🐢 Adult Bradycardia Management (ACLS)
This tool summarizes ACLS management of adult symptomatic bradycardia: atropine first-line, then transcutaneous pacing or dopamine/epinephrine infusion, per AHA 2020.
Adult Bradycardia Management (ACLS)
Situation
When to use
Use to triage bradycardia by severity — observe if well-perfused, escalate to atropine and pacing if symptomatic, and pace first for high-grade (infranodal) block — while always seeking reversible causes.
How it works
Branches: stable (observe, treat reversible causes) → symptomatic (atropine 1 mg q3–5min, max 3 mg → TCP or dopamine 5–20 μg/kg/min or epinephrine 2–10 μg/min) → high-grade block (pacing first, bridging infusions).
Key points
- Atropine is usually ineffective in Mobitz II, third-degree block, or new wide-QRS escape — pace early rather than delaying with repeated atropine. (original synthesis · not guideline verbatim)

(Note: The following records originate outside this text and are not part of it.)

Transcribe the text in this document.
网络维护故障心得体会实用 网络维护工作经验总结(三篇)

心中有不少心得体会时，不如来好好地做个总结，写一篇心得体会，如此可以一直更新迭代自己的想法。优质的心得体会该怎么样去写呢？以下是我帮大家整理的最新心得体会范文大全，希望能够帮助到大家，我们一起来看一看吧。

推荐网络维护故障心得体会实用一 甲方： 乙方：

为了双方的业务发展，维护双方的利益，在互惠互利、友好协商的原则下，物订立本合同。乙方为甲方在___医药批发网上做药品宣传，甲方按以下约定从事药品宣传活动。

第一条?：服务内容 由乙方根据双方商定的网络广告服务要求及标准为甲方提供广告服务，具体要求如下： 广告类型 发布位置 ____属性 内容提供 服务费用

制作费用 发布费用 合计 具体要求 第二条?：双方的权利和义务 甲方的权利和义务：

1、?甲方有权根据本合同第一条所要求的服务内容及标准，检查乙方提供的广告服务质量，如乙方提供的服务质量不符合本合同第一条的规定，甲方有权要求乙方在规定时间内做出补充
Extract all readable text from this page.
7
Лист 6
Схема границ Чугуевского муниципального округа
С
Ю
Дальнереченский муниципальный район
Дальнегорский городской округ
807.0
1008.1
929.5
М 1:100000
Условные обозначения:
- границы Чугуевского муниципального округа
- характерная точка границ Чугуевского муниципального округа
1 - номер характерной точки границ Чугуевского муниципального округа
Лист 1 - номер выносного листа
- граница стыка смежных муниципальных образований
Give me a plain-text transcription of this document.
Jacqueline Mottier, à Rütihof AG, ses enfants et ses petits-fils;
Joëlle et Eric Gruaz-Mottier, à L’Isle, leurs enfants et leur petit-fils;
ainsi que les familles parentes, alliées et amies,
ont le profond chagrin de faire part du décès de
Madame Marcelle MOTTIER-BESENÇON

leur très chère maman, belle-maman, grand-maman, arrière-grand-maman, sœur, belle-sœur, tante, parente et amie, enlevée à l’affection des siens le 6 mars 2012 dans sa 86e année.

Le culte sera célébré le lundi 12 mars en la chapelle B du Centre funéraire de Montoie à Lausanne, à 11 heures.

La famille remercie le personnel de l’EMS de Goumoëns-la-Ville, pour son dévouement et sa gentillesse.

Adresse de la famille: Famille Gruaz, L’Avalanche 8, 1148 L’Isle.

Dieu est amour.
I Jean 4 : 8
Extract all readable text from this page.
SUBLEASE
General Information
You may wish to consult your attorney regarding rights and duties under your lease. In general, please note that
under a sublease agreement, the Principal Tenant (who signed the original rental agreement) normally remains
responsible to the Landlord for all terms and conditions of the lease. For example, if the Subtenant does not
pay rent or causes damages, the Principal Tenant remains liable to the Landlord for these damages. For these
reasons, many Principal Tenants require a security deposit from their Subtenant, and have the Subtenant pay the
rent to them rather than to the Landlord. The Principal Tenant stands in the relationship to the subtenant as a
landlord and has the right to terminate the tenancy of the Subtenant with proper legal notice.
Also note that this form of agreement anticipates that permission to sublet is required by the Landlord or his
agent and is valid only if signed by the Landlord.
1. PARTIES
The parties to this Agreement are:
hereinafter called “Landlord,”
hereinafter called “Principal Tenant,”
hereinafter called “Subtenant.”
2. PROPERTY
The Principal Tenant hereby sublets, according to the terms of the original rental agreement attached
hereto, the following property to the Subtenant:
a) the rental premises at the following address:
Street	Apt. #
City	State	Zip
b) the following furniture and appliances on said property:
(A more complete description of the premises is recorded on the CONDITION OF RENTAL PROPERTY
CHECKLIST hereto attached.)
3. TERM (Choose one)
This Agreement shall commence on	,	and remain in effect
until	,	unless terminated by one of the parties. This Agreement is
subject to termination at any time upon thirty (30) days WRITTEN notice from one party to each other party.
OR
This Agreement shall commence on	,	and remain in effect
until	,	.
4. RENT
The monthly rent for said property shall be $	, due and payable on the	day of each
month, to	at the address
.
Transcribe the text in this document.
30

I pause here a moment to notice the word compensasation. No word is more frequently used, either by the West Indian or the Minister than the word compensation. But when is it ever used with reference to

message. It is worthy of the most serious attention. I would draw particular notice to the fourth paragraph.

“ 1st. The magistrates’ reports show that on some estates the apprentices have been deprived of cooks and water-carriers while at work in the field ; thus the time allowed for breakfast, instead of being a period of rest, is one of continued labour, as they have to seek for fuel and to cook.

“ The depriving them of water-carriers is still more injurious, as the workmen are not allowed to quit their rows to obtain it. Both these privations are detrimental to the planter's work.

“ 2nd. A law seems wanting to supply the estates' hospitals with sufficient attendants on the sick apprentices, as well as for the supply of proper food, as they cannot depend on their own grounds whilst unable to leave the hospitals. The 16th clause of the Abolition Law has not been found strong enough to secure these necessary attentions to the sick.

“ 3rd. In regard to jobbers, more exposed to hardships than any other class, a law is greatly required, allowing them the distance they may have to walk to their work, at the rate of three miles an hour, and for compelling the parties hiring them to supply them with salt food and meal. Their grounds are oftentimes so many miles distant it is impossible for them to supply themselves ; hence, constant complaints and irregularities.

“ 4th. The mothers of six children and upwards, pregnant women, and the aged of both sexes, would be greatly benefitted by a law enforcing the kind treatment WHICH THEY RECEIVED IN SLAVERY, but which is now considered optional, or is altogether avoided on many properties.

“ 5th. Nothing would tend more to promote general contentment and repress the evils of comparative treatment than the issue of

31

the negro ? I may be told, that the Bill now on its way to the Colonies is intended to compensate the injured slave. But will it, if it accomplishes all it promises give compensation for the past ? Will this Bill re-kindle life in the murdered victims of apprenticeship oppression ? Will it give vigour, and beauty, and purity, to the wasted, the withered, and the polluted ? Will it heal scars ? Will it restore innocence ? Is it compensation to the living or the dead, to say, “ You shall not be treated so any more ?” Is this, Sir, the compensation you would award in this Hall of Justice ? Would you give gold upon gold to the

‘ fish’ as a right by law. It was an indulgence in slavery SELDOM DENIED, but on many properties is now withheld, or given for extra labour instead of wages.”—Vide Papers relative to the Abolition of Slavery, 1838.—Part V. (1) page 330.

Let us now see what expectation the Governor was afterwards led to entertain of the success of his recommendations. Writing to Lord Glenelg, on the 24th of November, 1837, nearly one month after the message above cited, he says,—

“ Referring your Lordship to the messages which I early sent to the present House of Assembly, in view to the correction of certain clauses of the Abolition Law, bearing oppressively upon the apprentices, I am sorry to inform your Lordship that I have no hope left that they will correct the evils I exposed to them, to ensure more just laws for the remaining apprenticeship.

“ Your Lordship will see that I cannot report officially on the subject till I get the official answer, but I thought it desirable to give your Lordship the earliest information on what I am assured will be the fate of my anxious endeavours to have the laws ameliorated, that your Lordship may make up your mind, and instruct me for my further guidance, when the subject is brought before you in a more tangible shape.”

- Atropine dose is 1 mg every 3–5 minutes to a maximum of 3 mg; a single dose < 0.5 mg can paradoxically slow the rate.
- Transcutaneous pacing, dopamine infusion, and epinephrine infusion are equivalent second-line options titrated to clinical improvement.
References
- Panchal AR, et al. Part 3: Adult Basic and Advanced Life Support (bradycardia). AHA Guidelines. Circulation 2020.
- American Heart Association — Adult Bradycardia Algorithm.
Decision support for licensed clinicians only; not a substitute for clinical judgement, diagnosis or local protocols.